Firstly, an ability to recognize patterns, or structured information. Spreadsheets are explicitly ‘data’ but some of the most interesting applications of computational journalism are where someone has seen data where others don’t.
That might be patterns in thousands of documents, or the occurrence of colours in the pixels of images, or frequencies of words, frequencies in music, or relationships between people. All of these are potential sources of stories, and open up opportunities for making investigations possible that otherwise wouldn’t be.
So I guess the other skill is the ability to find and adapt solutions – it’s not about memorising every possible Excel function or Python method, it’s often about standing on the shoulders of others who have tackled similar problems before you.
These ‘computational thinking‘ skills (I’ve written more about them here) are important regardless of whether you are using Excel or programming to do your data journalism.
But in terms of tools, I’d say sorting, filtering, pivoting (aggregating totals by a certain category in your data), combining data, and calculating percentages/ratios are the 5 key practical skills.
2. What’s your top advice when you are dealing with data?

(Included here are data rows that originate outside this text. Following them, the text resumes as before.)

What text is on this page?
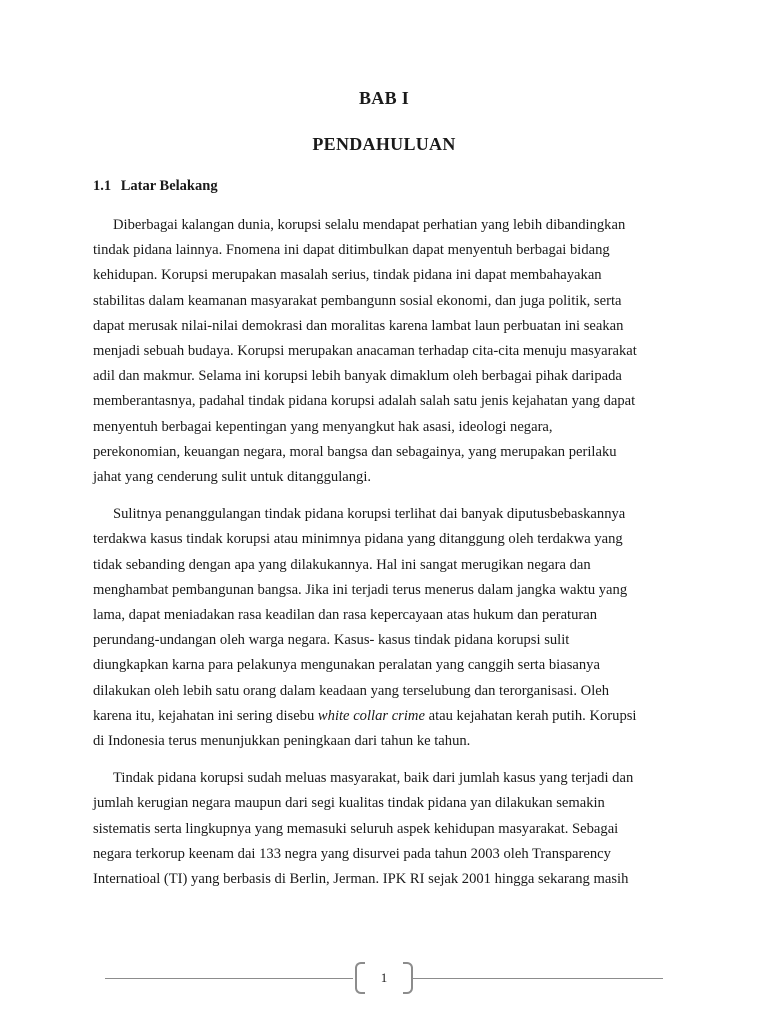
BAB I
PENDAHULUAN
1.1 Latar Belakang

Diberbagai kalangan dunia, korupsi selalu mendapat perhatian yang lebih dibandingkan
tindak pidana lainnya. Fnomena ini dapat ditimbulkan dapat menyentuh berbagai bidang
kehidupan. Korupsi merupakan masalah serius, tindak pidana ini dapat membahayakan
stabilitas dalam keamanan masyarakat pembangunn sosial ekonomi, dan juga politik, serta
dapat merusak nilai-nilai demokrasi dan moralitas karena lambat laun perbuatan ini seakan
menjadi sebuah budaya. Korupsi merupakan anacaman terhadap cita-cita menuju masyarakat
adil dan makmur. Selama ini korupsi lebih banyak dimaklum oleh berbagai pihak daripada
memberantasnya, padahal tindak pidana korupsi adalah salah satu jenis kejahatan yang dapat
menyentuh berbagai kepentingan yang menyangkut hak asasi, ideologi negara,
perekonomian, keuangan negara, moral bangsa dan sebagainya, yang merupakan perilaku
jahat yang cenderung sulit untuk ditanggulangi.

Sulitnya penanggulangan tindak pidana korupsi terlihat dai banyak diputusbebaskannya
terdakwa kasus tindak korupsi atau minimnya pidana yang ditanggung oleh terdakwa yang
tidak sebanding dengan apa yang dilakukannya. Hal ini sangat merugikan negara dan
menghambat pembangunan bangsa. Jika ini terjadi terus menerus dalam jangka waktu yang
lama, dapat meniadakan rasa keadilan dan rasa kepercayaan atas hukum dan peraturan
perundang-undangan oleh warga negara. Kasus- kasus tindak pidana korupsi sulit
diungkapkan karna para pelakunya mengunakan peralatan yang canggih serta biasanya
dilakukan oleh lebih satu orang dalam keadaan yang terselubung dan terorganisasi. Oleh
karena itu, kejahatan ini sering disebu white collar crime atau kejahatan kerah putih. Korupsi
di Indonesia terus menunjukkan peningkaan dari tahun ke tahun.

Tindak pidana korupsi sudah meluas masyarakat, baik dari jumlah kasus yang terjadi dan
jumlah kerugian negara maupun dari segi kualitas tindak pidana yan dilakukan semakin
sistematis serta lingkupnya yang memasuki seluruh aspek kehidupan masyarakat. Sebagai
negara terkorup keenam dai 133 negra yang disurvei pada tahun 2003 oleh Transparency
Internatioal (TI) yang berbasis di Berlin, Jerman. IPK RI sejak 2001 hingga sekarang masih

1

As a journalist, identify what sort of story you are looking to tease out as early as possible – otherwise you can spend hours just fiddling around with the data and going down various blind alleys.
Most of the time your story is about just one or two columns, so decide which ones first, then break down what you need to do with those (sort, filter, pivot, combine, clean etc).
Likewise, know when to leave the data behind and start picking up the phone or hitting the streets (or searching for background).
Data is great at directing you to a place or organisation, or identifying a problem, but once you’ve done that you need to speak to that organisation, or visit that place, or interview an expert on that problem, and someone affected by it.
Finally, retain your journalistic scepticism when looking at data.
Is it too good to be true? Does a term or field mean what you think it means? (And how can you clarify that?)
Does it need cleaning? Are there other sources you can consult or talk to?
There are many examples of data which is dirty or poorly compiled or manipulated or incomplete, but which is used for the basis of decisions – and that might end up being your story.
3. What are the free tools/programs that would help journalists that are new to this area to learn computational journalism?
A spreadsheet program like Google Sheets or Libre Office is still the basic tool for most data journalism.
For cleaning data Open Refine is excellent – but you can also use some of its functionality in Workbench Data which includes data analysis, combination, scraping and visualisation tools.
For visualisation Datawrapper is great for making charts and maps against a deadline. Infogram and Flourish and Tableau (which also does data analysis) are all worth exploring too.
But really I think there can be too much of a focus on tools and ‘which tool I need to learn’. It’s always best to decide on what you want to achieve first, and then look for the tool that will help you do that.
Some people find themselves drawn more to the visual side of data journalism, for example, while others are inspired by the potential of interactivity; others want to be able to manage the data that comes through using FOI; and some love the idea of using data skills to obtain the data in the first place. Each of those leads you to a different tool and skillset, and if you’re motivated by the story you’ll be much more likely to keep learning.